What Parents Can Do When Their Children Aren’t Seeking Treatment

April 01 , 2022

Parents of addicts often grapple with battles of the heart and mind. They love their child and would do anything to save them, but realistically, they understand that addiction is bigger than love. At some point, parents must stand up to their child’s addiction and refuse to feed it, but then they lie awake at night worried they have done the wrong thing. They are always expecting “the call”, yet still hold on to the hope that today will be the day their son or daughter agrees to get help.

The parents of addicts suffer as much as the child. It’s hard to choose a course of action, and there is often doubt and confusion. With help, however, parents of addicts can learn to navigate their child’s addiction in healthy, effective and loving ways.

What’s A Parent To Do?

Now that you’ve realized your child needs help in the recovery process, you may feel overwhelmed by guilt, fear, sadness, embarrassment, helplessness, anger or grief. These are completely normal reactions to seeing your child in pain. However, feeling overwhelmed doesn’t have to be a permanent state. In fact, if you want to help your child to recover, you must find a way overcome these feelings and take action.

Here are a few things parents of addicts can do to overcome these debilitating emotions:

Understand. In dealing with your child’s addiction, you need to understand that addiction is a brain disorder, and you should not be embarrassed. Sure, you may be embarrassed of some of your child’s actions, but you should not be embarrassed of your child’s sickness.

Stop. As parents of addicts, you need to stop blaming yourselves for your child’s addiction and stop thinking that you are failing if your child won’t seek help. Addiction is a complex disease that manifests for a myriad of reasons and in various ways. Parents shouldn’t carry the burden of such a complicated disease.

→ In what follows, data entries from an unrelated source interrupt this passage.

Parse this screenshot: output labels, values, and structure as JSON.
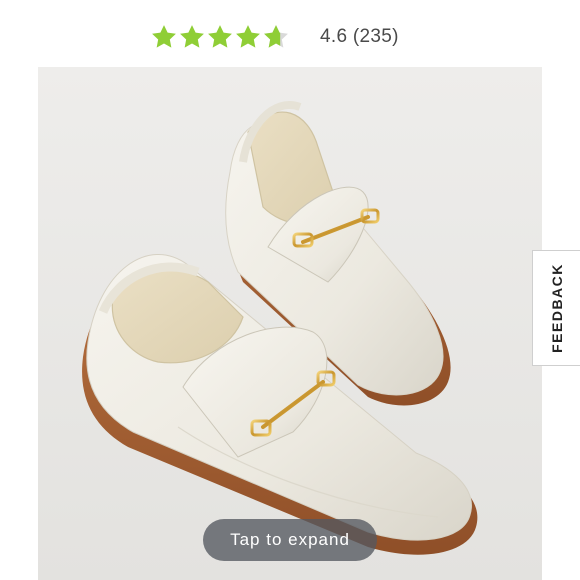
{
  "rating": {
    "value": "4.6",
    "count": "(235)",
    "stars_filled": 4.6,
    "star_color": "#8fce36"
  },
  "product_image": {
    "description_icon": "loafer-shoes-image",
    "background_color": "#ecebe8"
  },
  "feedback": {
    "label": "FEEDBACK"
  },
  "expand": {
    "label": "Tap to expand"
  }
}
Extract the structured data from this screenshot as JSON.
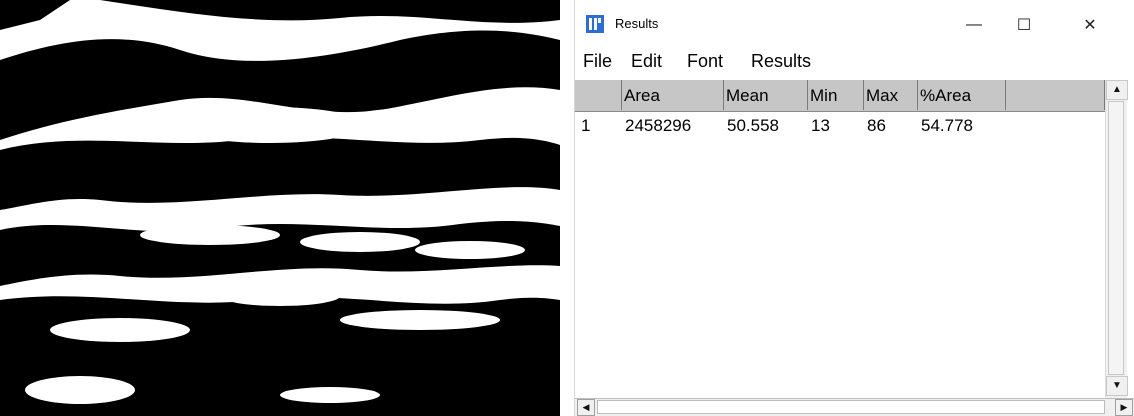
{
  "window": {
    "title": "Results",
    "icon": "imagej-icon",
    "controls": {
      "minimize": "—",
      "maximize": "☐",
      "close": "✕"
    }
  },
  "menu": [
    "File",
    "Edit",
    "Font",
    "Results"
  ],
  "table": {
    "columns": [
      "",
      "Area",
      "Mean",
      "Min",
      "Max",
      "%Area"
    ],
    "rows": [
      [
        "1",
        "2458296",
        "50.558",
        "13",
        "86",
        "54.778"
      ]
    ]
  },
  "scrollbars": {
    "up_arrow": "▲",
    "down_arrow": "▼",
    "left_arrow": "◀",
    "right_arrow": "▶"
  },
  "image": {
    "description_icon": "binary-threshold-image"
  }
}
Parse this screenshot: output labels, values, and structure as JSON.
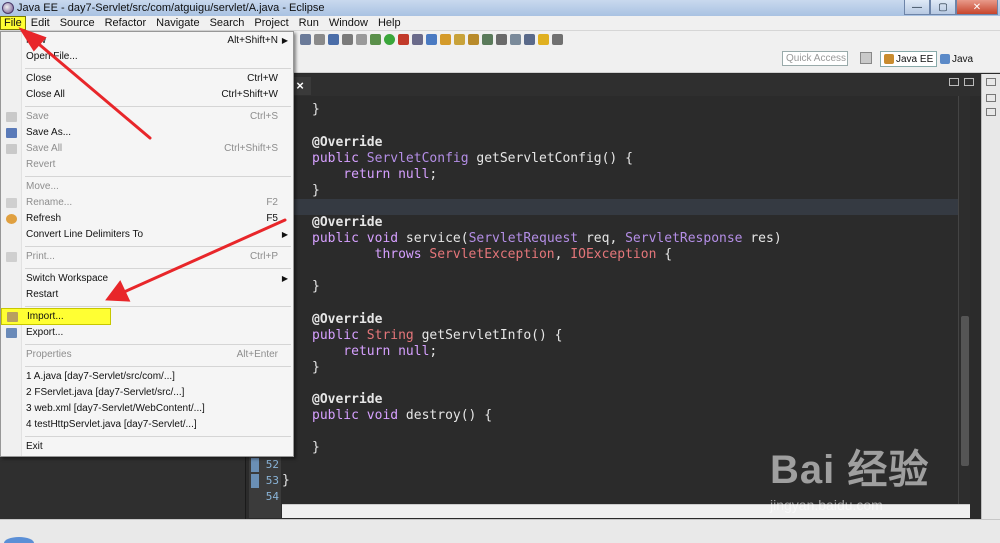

Protect. Parents need to protect themselves from addiction’s wrath. That’s not to say you should cut yourself off from your child altogether, but rather create boundaries for the addicted child. By doing so, you will protect yourself from harm and frustration. Often professional counselors can help you to identify those boundaries and give you tactics for how to implement them.

Remember. As parents of addicts, you need to remember that you are not dealing with the child you raised. Instead, you are dealing with someone in the throes of an addiction. Substance abuse will cause your child to think and act differently than what you’re accustomed to.

Love. Although it can be difficult, parents with addict children, please do not stop showing love to your child, even when you’re being pushed away. Do what you can to seek comprehensive addiction treatment for you child and work with professional clinicians to get your child into treatment.